Maggie was not very much into napping this weekend. Just a one hour nap both Saturday and today (and just a 45 minute nap on Friday at daycare) For the past 3 months, she has been waking up most nights at least once. A lot of it was caused by her being sick back in January and February, but even now that she’s better, she’s still waking up. Part of me thinks it’s now a habit (A BAD HABIT) and now more recently I think it’s because of some teeth trying to poke through those top gums. Either way: NOT FUN.
Most nights I’ve been able to get her back to sleep rather quickly with a little bit of a bottle. But I’ve really been trying to avoid doing that if I can because she doesn’t NEED the bottle, she’s not hungry. She’s just awake. A few times I was able to get her back to sleep by snuggling on the couch for a while… but at 3am, when I know if I just stick a bottle in her face, she’ll be asleep in 5 minutes. It’s just so much easier… and my bed is calling me… I just don’t want to fight it.
This weekend was kind of sucky. Dan is on ‘night duty’ at least one night each weekend, just so I can sleep through for once.

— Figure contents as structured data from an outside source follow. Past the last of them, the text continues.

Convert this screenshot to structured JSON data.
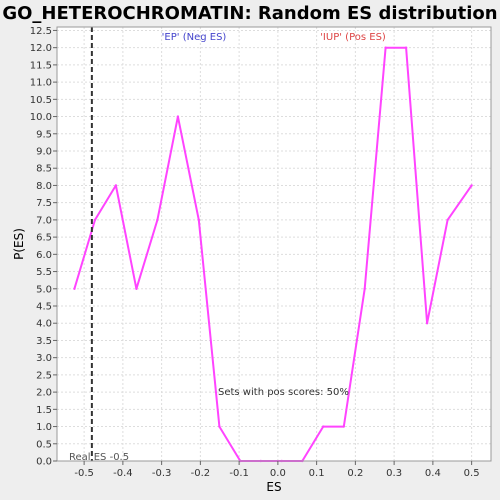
{
  "chart_data": {
    "type": "line",
    "title": "GO_HETEROCHROMATIN: Random ES distribution",
    "xlabel": "ES",
    "ylabel": "P(ES)",
    "xlim": [
      -0.57,
      0.55
    ],
    "ylim": [
      0,
      12.6
    ],
    "x_ticks": [
      -0.5,
      -0.4,
      -0.3,
      -0.2,
      -0.1,
      0.0,
      0.1,
      0.2,
      0.3,
      0.4,
      0.5
    ],
    "x_tick_labels": [
      "-0.5",
      "-0.4",
      "-0.3",
      "-0.2",
      "-0.1",
      "0.0",
      "0.1",
      "0.2",
      "0.3",
      "0.4",
      "0.5"
    ],
    "y_ticks": [
      0.0,
      0.5,
      1.0,
      1.5,
      2.0,
      2.5,
      3.0,
      3.5,
      4.0,
      4.5,
      5.0,
      5.5,
      6.0,
      6.5,
      7.0,
      7.5,
      8.0,
      8.5,
      9.0,
      9.5,
      10.0,
      10.5,
      11.0,
      11.5,
      12.0,
      12.5
    ],
    "y_tick_labels": [
      "0.0",
      "0.5",
      "1.0",
      "1.5",
      "2.0",
      "2.5",
      "3.0",
      "3.5",
      "4.0",
      "4.5",
      "5.0",
      "5.5",
      "6.0",
      "6.5",
      "7.0",
      "7.5",
      "8.0",
      "8.5",
      "9.0",
      "9.5",
      "10.0",
      "10.5",
      "11.0",
      "11.5",
      "12.0",
      "12.5"
    ],
    "grid": true,
    "series": [
      {
        "color": "#ff44ff",
        "x": [
          -0.525,
          -0.472,
          -0.418,
          -0.365,
          -0.311,
          -0.258,
          -0.204,
          -0.151,
          -0.097,
          -0.044,
          0.01,
          0.063,
          0.117,
          0.17,
          0.224,
          0.278,
          0.331,
          0.385,
          0.438,
          0.5
        ],
        "y": [
          5.0,
          7.0,
          8.0,
          5.0,
          7.0,
          10.0,
          7.0,
          1.0,
          0.0,
          0.0,
          0.0,
          0.0,
          1.0,
          1.0,
          5.0,
          12.0,
          12.0,
          4.0,
          7.0,
          8.0
        ]
      }
    ],
    "real_es": {
      "value": -0.48,
      "label": "Real ES -0.5",
      "line_color": "#333333"
    },
    "annotations": {
      "neg_label": "'EP' (Neg ES)",
      "neg_color": "#4444cc",
      "pos_label": "'IUP' (Pos ES)",
      "pos_color": "#dd4444",
      "sets_label": "Sets with pos scores: 50%"
    }
  }
}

And it used to be that it didn’t matter which side of the bed the monitor was on, because she’d sleep through the night with no problem. But now, not so much. So Friday night, he got up with her, but she was having none of it. And same thing last night. Mommy to the rescue (but then, during the day today, Mommy wasn’t good enough, she wanted Daddy. grrr)
The thing is, even though she woke up both nights and was up for about an hour each time, she slept until 9:30AM- and so did we!!!! So our whole day was thrown off. We had a ton of stuff we wanted to get done (see previous post…) and with our late start and her non-napping… it was just not happening the way we’d planned.

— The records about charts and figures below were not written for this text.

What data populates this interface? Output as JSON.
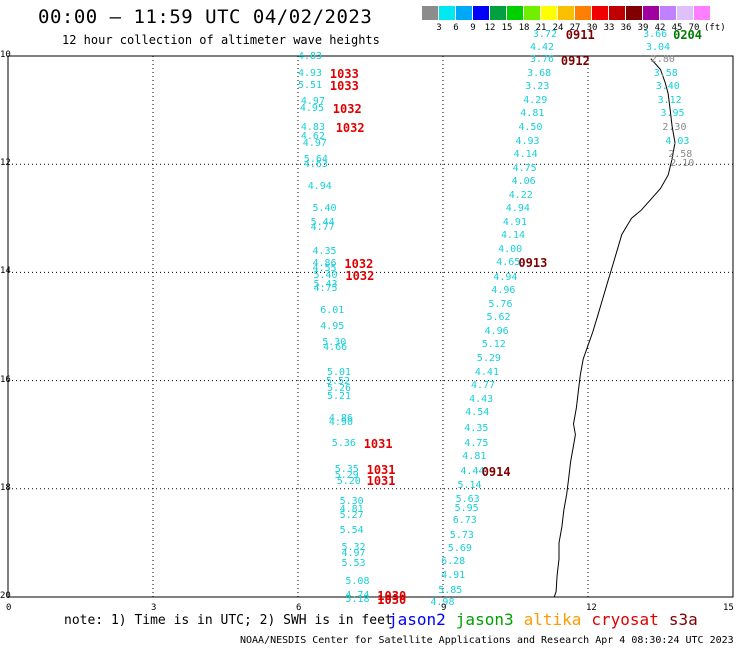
{
  "header": {
    "title": "00:00 – 11:59 UTC 04/02/2023",
    "subtitle": "12 hour collection of altimeter wave heights"
  },
  "scale": {
    "colors": [
      "#8c8c8c",
      "#00e8f0",
      "#00a8f8",
      "#0000ff",
      "#00a040",
      "#00d000",
      "#70f000",
      "#ffff00",
      "#f8c000",
      "#ff8000",
      "#f00000",
      "#c00000",
      "#800000",
      "#a000a0",
      "#c080ff",
      "#e0c0f8",
      "#ff80ff"
    ],
    "labels": [
      "3",
      "6",
      "9",
      "12",
      "15",
      "18",
      "21",
      "24",
      "27",
      "30",
      "33",
      "36",
      "39",
      "42",
      "45",
      "70"
    ],
    "unit": "(ft)"
  },
  "axes": {
    "y_ticks": [
      "10",
      "12",
      "14",
      "16",
      "18",
      "20"
    ],
    "x_ticks": [
      "0",
      "3",
      "6",
      "9",
      "12",
      "15"
    ],
    "x_range": [
      0,
      15
    ],
    "y_range": [
      -20,
      -10
    ]
  },
  "wave_heights": [
    {
      "text": "4.83",
      "x": 6.0,
      "y": -10.01,
      "c": "cyan"
    },
    {
      "text": "4.93",
      "x": 6.0,
      "y": -10.33,
      "c": "cyan"
    },
    {
      "text": "5.51",
      "x": 6.0,
      "y": -10.55,
      "c": "cyan"
    },
    {
      "text": "4.97",
      "x": 6.06,
      "y": -10.85,
      "c": "cyan"
    },
    {
      "text": "4.95",
      "x": 6.04,
      "y": -10.97,
      "c": "cyan"
    },
    {
      "text": "4.83",
      "x": 6.06,
      "y": -11.33,
      "c": "cyan"
    },
    {
      "text": "4.62",
      "x": 6.06,
      "y": -11.5,
      "c": "cyan"
    },
    {
      "text": "4.97",
      "x": 6.1,
      "y": -11.62,
      "c": "cyan"
    },
    {
      "text": "5.64",
      "x": 6.12,
      "y": -11.92,
      "c": "cyan"
    },
    {
      "text": "4.63",
      "x": 6.12,
      "y": -12.02,
      "c": "cyan"
    },
    {
      "text": "4.94",
      "x": 6.2,
      "y": -12.42,
      "c": "cyan"
    },
    {
      "text": "5.40",
      "x": 6.3,
      "y": -12.83,
      "c": "cyan"
    },
    {
      "text": "5.44",
      "x": 6.26,
      "y": -13.08,
      "c": "cyan"
    },
    {
      "text": "4.77",
      "x": 6.26,
      "y": -13.18,
      "c": "cyan"
    },
    {
      "text": "4.35",
      "x": 6.3,
      "y": -13.62,
      "c": "cyan"
    },
    {
      "text": "4.86",
      "x": 6.3,
      "y": -13.85,
      "c": "cyan"
    },
    {
      "text": "4.55",
      "x": 6.3,
      "y": -13.93,
      "c": "cyan"
    },
    {
      "text": "5.40",
      "x": 6.32,
      "y": -14.07,
      "c": "cyan"
    },
    {
      "text": "5.43",
      "x": 6.32,
      "y": -14.23,
      "c": "cyan"
    },
    {
      "text": "4.75",
      "x": 6.32,
      "y": -14.3,
      "c": "cyan"
    },
    {
      "text": "6.01",
      "x": 6.46,
      "y": -14.72,
      "c": "cyan"
    },
    {
      "text": "4.95",
      "x": 6.46,
      "y": -15.0,
      "c": "cyan"
    },
    {
      "text": "5.30",
      "x": 6.5,
      "y": -15.3,
      "c": "cyan"
    },
    {
      "text": "4.66",
      "x": 6.52,
      "y": -15.4,
      "c": "cyan"
    },
    {
      "text": "5.01",
      "x": 6.6,
      "y": -15.85,
      "c": "cyan"
    },
    {
      "text": "5.52",
      "x": 6.58,
      "y": -16.02,
      "c": "cyan"
    },
    {
      "text": "5.26",
      "x": 6.6,
      "y": -16.15,
      "c": "cyan"
    },
    {
      "text": "5.21",
      "x": 6.6,
      "y": -16.3,
      "c": "cyan"
    },
    {
      "text": "4.86",
      "x": 6.64,
      "y": -16.7,
      "c": "cyan"
    },
    {
      "text": "4.90",
      "x": 6.64,
      "y": -16.78,
      "c": "cyan"
    },
    {
      "text": "5.36",
      "x": 6.7,
      "y": -17.18,
      "c": "cyan"
    },
    {
      "text": "5.35",
      "x": 6.76,
      "y": -17.65,
      "c": "cyan"
    },
    {
      "text": "5.29",
      "x": 6.76,
      "y": -17.76,
      "c": "cyan"
    },
    {
      "text": "5.20",
      "x": 6.8,
      "y": -17.87,
      "c": "cyan"
    },
    {
      "text": "5.30",
      "x": 6.86,
      "y": -18.24,
      "c": "cyan"
    },
    {
      "text": "4.81",
      "x": 6.86,
      "y": -18.4,
      "c": "cyan"
    },
    {
      "text": "5.27",
      "x": 6.86,
      "y": -18.5,
      "c": "cyan"
    },
    {
      "text": "5.54",
      "x": 6.86,
      "y": -18.77,
      "c": "cyan"
    },
    {
      "text": "5.32",
      "x": 6.9,
      "y": -19.1,
      "c": "cyan"
    },
    {
      "text": "4.97",
      "x": 6.9,
      "y": -19.2,
      "c": "cyan"
    },
    {
      "text": "5.53",
      "x": 6.9,
      "y": -19.38,
      "c": "cyan"
    },
    {
      "text": "5.08",
      "x": 6.98,
      "y": -19.73,
      "c": "cyan"
    },
    {
      "text": "4.74",
      "x": 6.98,
      "y": -19.98,
      "c": "cyan"
    },
    {
      "text": "5.18",
      "x": 6.98,
      "y": -20.05,
      "c": "cyan"
    },
    {
      "text": "4.98",
      "x": 8.74,
      "y": -20.11,
      "c": "cyan"
    },
    {
      "text": "5.85",
      "x": 8.9,
      "y": -19.88,
      "c": "cyan"
    },
    {
      "text": "4.91",
      "x": 8.96,
      "y": -19.62,
      "c": "cyan"
    },
    {
      "text": "6.28",
      "x": 8.96,
      "y": -19.35,
      "c": "cyan"
    },
    {
      "text": "5.69",
      "x": 9.1,
      "y": -19.12,
      "c": "cyan"
    },
    {
      "text": "5.73",
      "x": 9.14,
      "y": -18.88,
      "c": "cyan"
    },
    {
      "text": "6.73",
      "x": 9.2,
      "y": -18.6,
      "c": "cyan"
    },
    {
      "text": "5.95",
      "x": 9.24,
      "y": -18.38,
      "c": "cyan"
    },
    {
      "text": "5.63",
      "x": 9.26,
      "y": -18.2,
      "c": "cyan"
    },
    {
      "text": "5.14",
      "x": 9.3,
      "y": -17.95,
      "c": "cyan"
    },
    {
      "text": "4.44",
      "x": 9.36,
      "y": -17.68,
      "c": "cyan"
    },
    {
      "text": "4.81",
      "x": 9.4,
      "y": -17.42,
      "c": "cyan"
    },
    {
      "text": "4.75",
      "x": 9.44,
      "y": -17.18,
      "c": "cyan"
    },
    {
      "text": "4.35",
      "x": 9.44,
      "y": -16.9,
      "c": "cyan"
    },
    {
      "text": "4.54",
      "x": 9.46,
      "y": -16.6,
      "c": "cyan"
    },
    {
      "text": "4.43",
      "x": 9.54,
      "y": -16.36,
      "c": "cyan"
    },
    {
      "text": "4.77",
      "x": 9.58,
      "y": -16.1,
      "c": "cyan"
    },
    {
      "text": "4.41",
      "x": 9.66,
      "y": -15.85,
      "c": "cyan"
    },
    {
      "text": "5.29",
      "x": 9.7,
      "y": -15.6,
      "c": "cyan"
    },
    {
      "text": "5.12",
      "x": 9.8,
      "y": -15.35,
      "c": "cyan"
    },
    {
      "text": "4.96",
      "x": 9.86,
      "y": -15.1,
      "c": "cyan"
    },
    {
      "text": "5.62",
      "x": 9.9,
      "y": -14.85,
      "c": "cyan"
    },
    {
      "text": "5.76",
      "x": 9.94,
      "y": -14.6,
      "c": "cyan"
    },
    {
      "text": "4.96",
      "x": 10.0,
      "y": -14.35,
      "c": "cyan"
    },
    {
      "text": "4.94",
      "x": 10.04,
      "y": -14.1,
      "c": "cyan"
    },
    {
      "text": "4.65",
      "x": 10.1,
      "y": -13.83,
      "c": "cyan"
    },
    {
      "text": "4.00",
      "x": 10.14,
      "y": -13.58,
      "c": "cyan"
    },
    {
      "text": "4.14",
      "x": 10.2,
      "y": -13.33,
      "c": "cyan"
    },
    {
      "text": "4.91",
      "x": 10.24,
      "y": -13.08,
      "c": "cyan"
    },
    {
      "text": "4.94",
      "x": 10.3,
      "y": -12.83,
      "c": "cyan"
    },
    {
      "text": "4.22",
      "x": 10.36,
      "y": -12.58,
      "c": "cyan"
    },
    {
      "text": "4.06",
      "x": 10.42,
      "y": -12.33,
      "c": "cyan"
    },
    {
      "text": "4.75",
      "x": 10.44,
      "y": -12.08,
      "c": "cyan"
    },
    {
      "text": "4.14",
      "x": 10.46,
      "y": -11.83,
      "c": "cyan"
    },
    {
      "text": "4.93",
      "x": 10.5,
      "y": -11.58,
      "c": "cyan"
    },
    {
      "text": "4.50",
      "x": 10.56,
      "y": -11.33,
      "c": "cyan"
    },
    {
      "text": "4.81",
      "x": 10.6,
      "y": -11.08,
      "c": "cyan"
    },
    {
      "text": "4.29",
      "x": 10.66,
      "y": -10.83,
      "c": "cyan"
    },
    {
      "text": "3.23",
      "x": 10.7,
      "y": -10.58,
      "c": "cyan"
    },
    {
      "text": "3.68",
      "x": 10.74,
      "y": -10.33,
      "c": "cyan"
    },
    {
      "text": "3.76",
      "x": 10.8,
      "y": -10.08,
      "c": "cyan"
    },
    {
      "text": "4.42",
      "x": 10.8,
      "y": -9.85,
      "c": "cyan"
    },
    {
      "text": "3.72",
      "x": 10.86,
      "y": -9.62,
      "c": "cyan"
    },
    {
      "text": "3.66",
      "x": 13.14,
      "y": -9.62,
      "c": "cyan"
    },
    {
      "text": "3.04",
      "x": 13.2,
      "y": -9.85,
      "c": "cyan"
    },
    {
      "text": "2.80",
      "x": 13.3,
      "y": -10.08,
      "c": "gray"
    },
    {
      "text": "3.58",
      "x": 13.36,
      "y": -10.33,
      "c": "cyan"
    },
    {
      "text": "3.40",
      "x": 13.4,
      "y": -10.58,
      "c": "cyan"
    },
    {
      "text": "3.12",
      "x": 13.44,
      "y": -10.83,
      "c": "cyan"
    },
    {
      "text": "3.95",
      "x": 13.5,
      "y": -11.08,
      "c": "cyan"
    },
    {
      "text": "2.30",
      "x": 13.54,
      "y": -11.33,
      "c": "gray"
    },
    {
      "text": "4.03",
      "x": 13.6,
      "y": -11.58,
      "c": "cyan"
    },
    {
      "text": "2.58",
      "x": 13.66,
      "y": -11.83,
      "c": "gray"
    },
    {
      "text": "2.10",
      "x": 13.7,
      "y": -12.0,
      "c": "gray"
    }
  ],
  "time_labels": [
    {
      "text": "0911",
      "x": 11.54,
      "y": -9.62,
      "c": "maroon"
    },
    {
      "text": "0912",
      "x": 11.44,
      "y": -10.1,
      "c": "maroon"
    },
    {
      "text": "1033",
      "x": 6.66,
      "y": -10.33,
      "c": "red"
    },
    {
      "text": "1033",
      "x": 6.66,
      "y": -10.55,
      "c": "red"
    },
    {
      "text": "1032",
      "x": 6.72,
      "y": -10.97,
      "c": "red"
    },
    {
      "text": "1032",
      "x": 6.78,
      "y": -11.33,
      "c": "red"
    },
    {
      "text": "1032",
      "x": 6.96,
      "y": -13.85,
      "c": "red"
    },
    {
      "text": "1032",
      "x": 6.98,
      "y": -14.07,
      "c": "red"
    },
    {
      "text": "0913",
      "x": 10.56,
      "y": -13.83,
      "c": "maroon"
    },
    {
      "text": "1031",
      "x": 7.36,
      "y": -17.18,
      "c": "red"
    },
    {
      "text": "0914",
      "x": 9.8,
      "y": -17.68,
      "c": "maroon"
    },
    {
      "text": "1031",
      "x": 7.42,
      "y": -17.65,
      "c": "red"
    },
    {
      "text": "1031",
      "x": 7.42,
      "y": -17.85,
      "c": "red"
    },
    {
      "text": "1030",
      "x": 7.64,
      "y": -19.98,
      "c": "red"
    },
    {
      "text": "1030",
      "x": 7.64,
      "y": -20.05,
      "c": "red"
    },
    {
      "text": "0204",
      "x": 13.76,
      "y": -9.62,
      "c": "green"
    }
  ],
  "coastline": [
    [
      13.3,
      -10.05
    ],
    [
      13.5,
      -10.25
    ],
    [
      13.6,
      -10.5
    ],
    [
      13.66,
      -10.7
    ],
    [
      13.7,
      -11.0
    ],
    [
      13.74,
      -11.3
    ],
    [
      13.8,
      -11.6
    ],
    [
      13.74,
      -11.9
    ],
    [
      13.66,
      -12.2
    ],
    [
      13.5,
      -12.45
    ],
    [
      13.3,
      -12.65
    ],
    [
      13.1,
      -12.85
    ],
    [
      12.9,
      -13.0
    ],
    [
      12.7,
      -13.3
    ],
    [
      12.6,
      -13.6
    ],
    [
      12.5,
      -13.9
    ],
    [
      12.4,
      -14.2
    ],
    [
      12.3,
      -14.5
    ],
    [
      12.2,
      -14.8
    ],
    [
      12.1,
      -15.1
    ],
    [
      12.0,
      -15.35
    ],
    [
      11.9,
      -15.6
    ],
    [
      11.84,
      -15.9
    ],
    [
      11.8,
      -16.2
    ],
    [
      11.76,
      -16.5
    ],
    [
      11.7,
      -16.8
    ],
    [
      11.74,
      -17.0
    ],
    [
      11.7,
      -17.2
    ],
    [
      11.64,
      -17.5
    ],
    [
      11.6,
      -17.8
    ],
    [
      11.56,
      -18.1
    ],
    [
      11.5,
      -18.4
    ],
    [
      11.46,
      -18.7
    ],
    [
      11.4,
      -19.0
    ],
    [
      11.4,
      -19.3
    ],
    [
      11.36,
      -19.6
    ],
    [
      11.34,
      -19.9
    ],
    [
      11.3,
      -20.0
    ]
  ],
  "note": "note: 1) Time is in UTC; 2) SWH is in feet",
  "legend": [
    {
      "label": "jason2",
      "color": "#0000ff"
    },
    {
      "label": "jason3",
      "color": "#00a000"
    },
    {
      "label": "altika",
      "color": "#ff9900"
    },
    {
      "label": "cryosat",
      "color": "#e00000"
    },
    {
      "label": "s3a",
      "color": "#800000"
    }
  ],
  "credit": "NOAA/NESDIS Center for Satellite Applications and Research   Apr  4 08:30:24 UTC 2023"
}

Normally, this stuff doesn’t bug me too much. I’m pretty laid back and cool (as in, nothing phases me, not ‘I sit at the Cool Table at lunchtime’.) But lately I’ve noticed in myself a very very short fuse, and I get very frustrated very quickly. Mostly in the middle of the night when Maggie is screaming at me, but even today when I realized I had left the can of paint for the kitchen cabinets out on the deck all winter so it was now frozen, and in order to paint the trim today, I needed to go buy more paint and waste a half-an-hour we DIDN’T HAVE… argh. I was a little irritated and may have slammed a few doors. Maybe.
I guess it’s just being tired and worn out and just needing a break that’s making me less tolerant of Life In General. I love Maggie and we have so much fun during the day, really we do. I just wish our good sleeper would come back, and we could get back to normal. Mommy and Daddy are TIRED, Sweetheart.
She definitely knows how to make things better though. Tonight, as she was fighting bedtime after being awake and tearing around the house for 12 hours, minus a 1-hour nap, she was snuggling on my lap, facing me. She pulled out her pacifier and leaned in to give me a huge, sloppy, wet ‘kiss’ on my chin. Twice.
The girl knows how to work it, my friends. We are in big, big trouble.